To explain why Susan would go out to lunch with Mr. Hillman you have to understand that her mother encouraged her to be kind to him.
”It all started from my mother’s visits with Mr. Hillman in the hospital when he was very sick and I went with her,” Susan told me after she introduced me to him. “My mother and I both thought he was a very nice man. For him, God and country were supreme. From the beginning, he paid attention to me. I didn’t read anything into it. He was just nice…he would come into the library where I worked, but he spent most of his time in the reading room. He belonged to the John Birch Society and hated Communism. He saw conspiracies everywhere, and it was funny that the Reading Room was located next to Masonic Temple, which when I thought about it seemed like a conspiracy. He didn’t like Masons, or John D. Rockefeller Jr., though I never agreed with him…but he and I still hit it off.” (Before I met Susan, I knew nothing about the John Birch Society. Between working in a Safeway store and drag racing, I never had time to read the Declaration of Independence, the Constitution, or the Bill of Rights. I also knew nothing about the John Birch Society and very little about communism and am the same age as Susan… …and Susan and I were both Americans, though we lived in neighboring states and weren’t to meet until we went to college. We were so different that it was strange that we were attracted to each other. As a result, we both had to compromise. I don’t know why she went out with me. For the answer perhaps you have to go back to why she would go to lunch with Mr. Hillman. Only then will it become clear why she could be attracted to someone who was as sensitive as a brick wall. But by the time we were married, however, enough of our values had rubbed off on each other to make us somewhat compatible, and, judging from all of the photographs taken at the time, we got along with each other beautifully.)
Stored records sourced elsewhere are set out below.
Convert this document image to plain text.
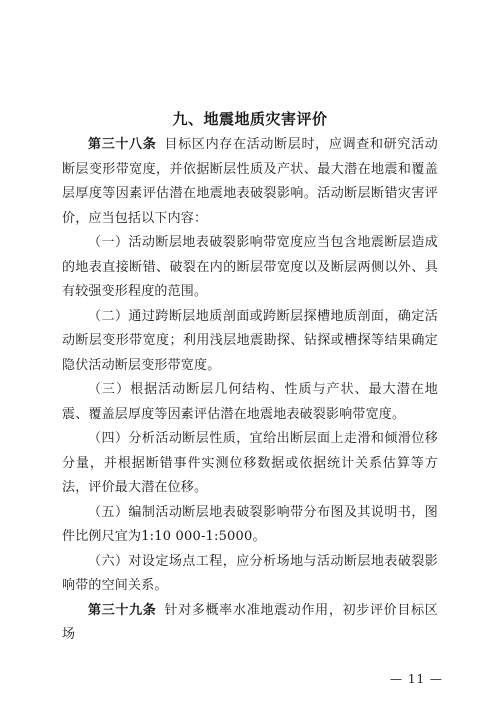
九、地震地质灾害评价

第三十八条 目标区内存在活动断层时，应调查和研究活动断层变形带宽度，并依据断层性质及产状、最大潜在地震和覆盖层厚度等因素评估潜在地震地表破裂影响。活动断层断错灾害评价，应当包括以下内容：

（一）活动断层地表破裂影响带宽度应当包含地震断层造成的地表直接断错、破裂在内的断层带宽度以及断层两侧以外、具有较强变形程度的范围。

（二）通过跨断层地质剖面或跨断层探槽地质剖面，确定活动断层变形带宽度；利用浅层地震勘探、钻探或槽探等结果确定隐伏活动断层变形带宽度。

（三）根据活动断层几何结构、性质与产状、最大潜在地震、覆盖层厚度等因素评估潜在地震地表破裂影响带宽度。

（四）分析活动断层性质，宜给出断层面上走滑和倾滑位移分量，并根据断错事件实测位移数据或依据统计关系估算等方法，评价最大潜在位移。

（五）编制活动断层地表破裂影响带分布图及其说明书，图件比例尺宜为1:10 000-1:5000。

（六）对设定场点工程，应分析场地与活动断层地表破裂影响带的空间关系。

第三十九条 针对多概率水准地震动作用，初步评价目标区场

— 11 —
“Yes,” Susan said. ”When I first met Ted, he wasn’t aware of many things; he didn’t know what was going on with ‘liberalism’ and ‘Rockefellerism.’”
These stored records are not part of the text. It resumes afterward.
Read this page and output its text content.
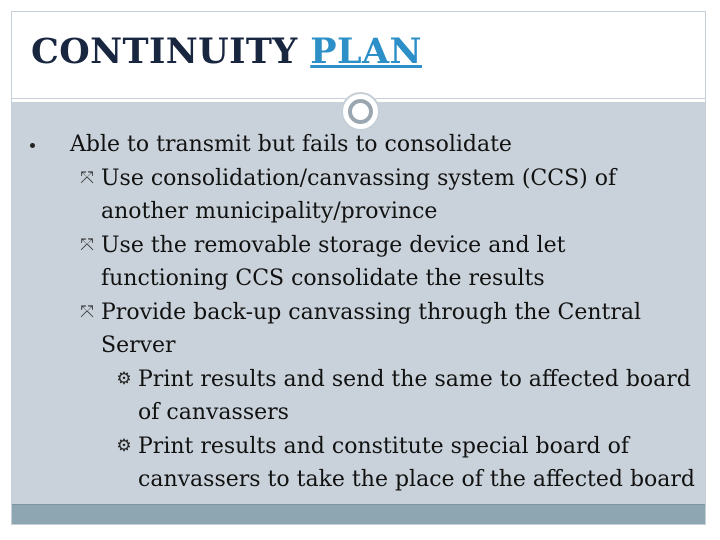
CONTINUITY PLAN
Able to transmit but fails to consolidate
⤧ Use consolidation/canvassing system (CCS) of
another municipality/province
⤧ Use the removable storage device and let
functioning CCS consolidate the results
⤧ Provide back-up canvassing through the Central
Server
⚙ Print results and send the same to affected board
of canvassers
⚙ Print results and constitute special board of
canvassers to take the place of the affected board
“And tell me what you knew about labor unions,” I asked. “I know she believed there was a conspiracy that pitted ‘Capitalism’ against ‘Communism,’ or it seemed that way to her.”
“How do you know what I thought?” Susan said. “I think we should step back.”
“When we were in college, we worked side by side in the library,” I said. “We used to express our points of view, and so on, and what she said didn’t mean anything to me. The labor movement did. My father always believed in the unions.”
“In any case, all I want to say is that I’ve changed and realize that I was greatly influenced by Mr. Hillman,” Susan said. “I now have only one thought: we need to take the middle road between the extremes. To help with that, I act as a sounding board and often counterbalance my husband.”
“Last year was the first time he didn’t vote for the Democrats,” Susan said. ”We were out of the country. But we kept up with everything and would’ve voted had we paid enough attention to find out how.” The election I missed for the first time was when Nixon won…all of those people who voted for him got what the deserved…which meant had I voted I would’ve been for his opponent. My loyalty to one party and one belief system has always been one of my strengths but that hardly explained my association with Nick, or explained why someone like Susan would hook up with me.
Soon after graduation, again in deference to what we believed, Susan and I were married.